According to Mathew White, SITA’s VP APAC Geography Services Operations: “Any IT business continuity plan must be grounded on four key foundation principles, with everything else built on that.”

The first principle is simple, says White. “It’s important to have a plan that works and not one that’s merely spoken about.

“That means a well-designed technical solution to ensure business availability, including the use of redundant technology. Second, you need to have a way of implementing preventative maintenance and proactive monitoring.”

Principles three and four, according to White, are that organizations must carry out a business impact and threat/risk analysis as well as putting into place a rapid recovery system, including consideration for regular testing of systems and processes.


What greatly supports system resiliency is geographic diversity, whereby servers are in different countries and even perhaps on different continents. Of course, cloud services use this approach.

Mathew White, VP Geography Services Operations, SITA


What’s clear, explains White, is that you must start with a regular failover testing schedule or ensure your high availability solution is working as designed. Here, dummy scenarios are frequently enacted to test system resiliency. Playing a crucial part in the success of failover testing is the build design.

“This relates to the duality that’s built into the design – dual lines, dual power, dual everything – to ensure great resiliency,” says White.

“What also greatly supports system resiliency is geographic diversity,” he continues, “whereby servers are in different countries and even perhaps on different continents.”


SITA’s VP Service Operations Manuel Garcia-Fernandez believes that being dual-equipped, while consistently carrying out failover testing, is an important step towards a vision of zero downtime for the air transport industry.

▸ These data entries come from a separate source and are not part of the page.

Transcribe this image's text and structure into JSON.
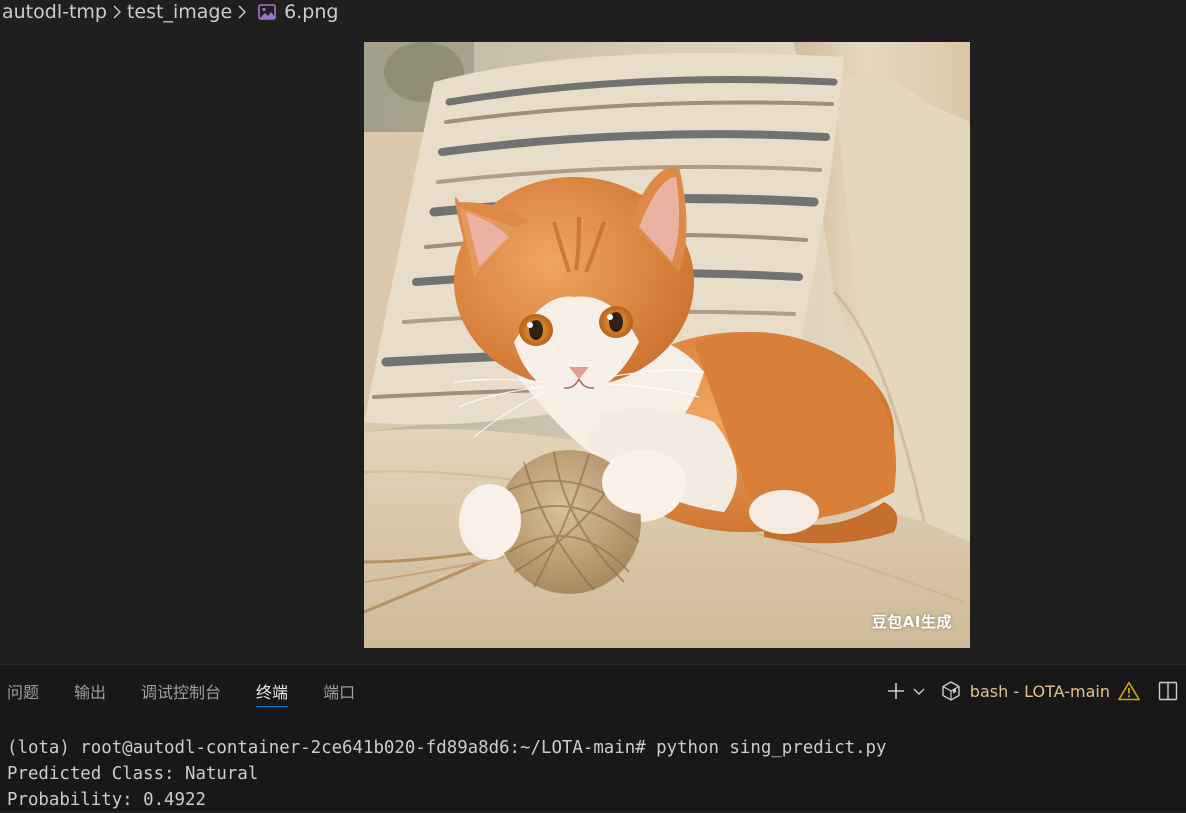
{
  "breadcrumb": {
    "items": [
      "autodl-tmp",
      "test_image"
    ],
    "file": "6.png"
  },
  "image": {
    "description_icon": "image-file-icon",
    "watermark": "豆包AI生成"
  },
  "panel": {
    "tabs": [
      {
        "label": "问题",
        "active": false
      },
      {
        "label": "输出",
        "active": false
      },
      {
        "label": "调试控制台",
        "active": false
      },
      {
        "label": "终端",
        "active": true
      },
      {
        "label": "端口",
        "active": false
      }
    ],
    "terminal_name": "bash - LOTA-main",
    "icons": [
      "plus-icon",
      "chevron-down-icon",
      "terminal-profile-icon",
      "warning-icon",
      "split-panel-icon"
    ]
  },
  "terminal": {
    "lines": [
      "(lota) root@autodl-container-2ce641b020-fd89a8d6:~/LOTA-main# python sing_predict.py",
      "Predicted Class: Natural",
      "Probability: 0.4922"
    ]
  },
  "colors": {
    "background": "#1f1f1f",
    "panel_background": "#181818",
    "active_tab_underline": "#0078d4",
    "terminal_name": "#e2c08d",
    "warning": "#cca700",
    "file_icon": "#a074c4"
  }
}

He regards a redundancy set up – especially redundancies across geographies – as a vital part of this.

“Both capability and flexibility come into play; the capability of being able to do it, with the flexibility of it being able to deliver what’s best,” says Garcia-Fernandez.

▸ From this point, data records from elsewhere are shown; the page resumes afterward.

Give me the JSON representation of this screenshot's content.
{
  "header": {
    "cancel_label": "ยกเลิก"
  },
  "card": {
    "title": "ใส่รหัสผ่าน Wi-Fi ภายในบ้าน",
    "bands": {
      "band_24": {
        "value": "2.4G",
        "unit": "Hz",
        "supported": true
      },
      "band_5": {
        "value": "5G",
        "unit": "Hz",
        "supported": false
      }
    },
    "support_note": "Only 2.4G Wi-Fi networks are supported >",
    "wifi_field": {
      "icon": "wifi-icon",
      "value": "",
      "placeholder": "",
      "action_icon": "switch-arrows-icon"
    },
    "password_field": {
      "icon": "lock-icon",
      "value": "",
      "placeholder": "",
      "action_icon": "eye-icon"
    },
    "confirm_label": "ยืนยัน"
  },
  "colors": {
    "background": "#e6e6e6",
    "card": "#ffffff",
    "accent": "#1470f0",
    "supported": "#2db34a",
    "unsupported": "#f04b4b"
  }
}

Cloud infrastructure and services offer a perfect example. With their rising popularity, this type of redundancy setup will soon be the norm. In parallel, the inclusion of a consistent and a well-established failover schedule will contribute to better mitigate and address outages when they happen.

Here, disaster recovery solutions or shared host access, are made possible across different cloud locations. So if one area fails, the recovery solution effectively takes over in another location, ensuring no break in service.

Risk reduction

Risk is inherent in anything that’s delivered for the air transport industry, including ‘technological unpredictabilities’.

Reducing risk requires:

  • Implementing a risk assessment program
  • Ensuring a comprehensive monitoring capability
  • Incorporating a service management role
  • Assessing the business impact

“Put simply, risk assessment is about considering specific areas of high potential linked with high business impact and then working on solutions to reduce this,” White explains.

It requires a constant consideration of where future failures may arise, the likelihood of the failure occurring and the potential outcomes that may result.

Alongside this there must be a comprehensive monitoring capability that enables your service to be both proactive and preventative.

“This gives you a ‘view into the future’ and allows you time to be prepared – a valuable asset needed during any incident,” explains White.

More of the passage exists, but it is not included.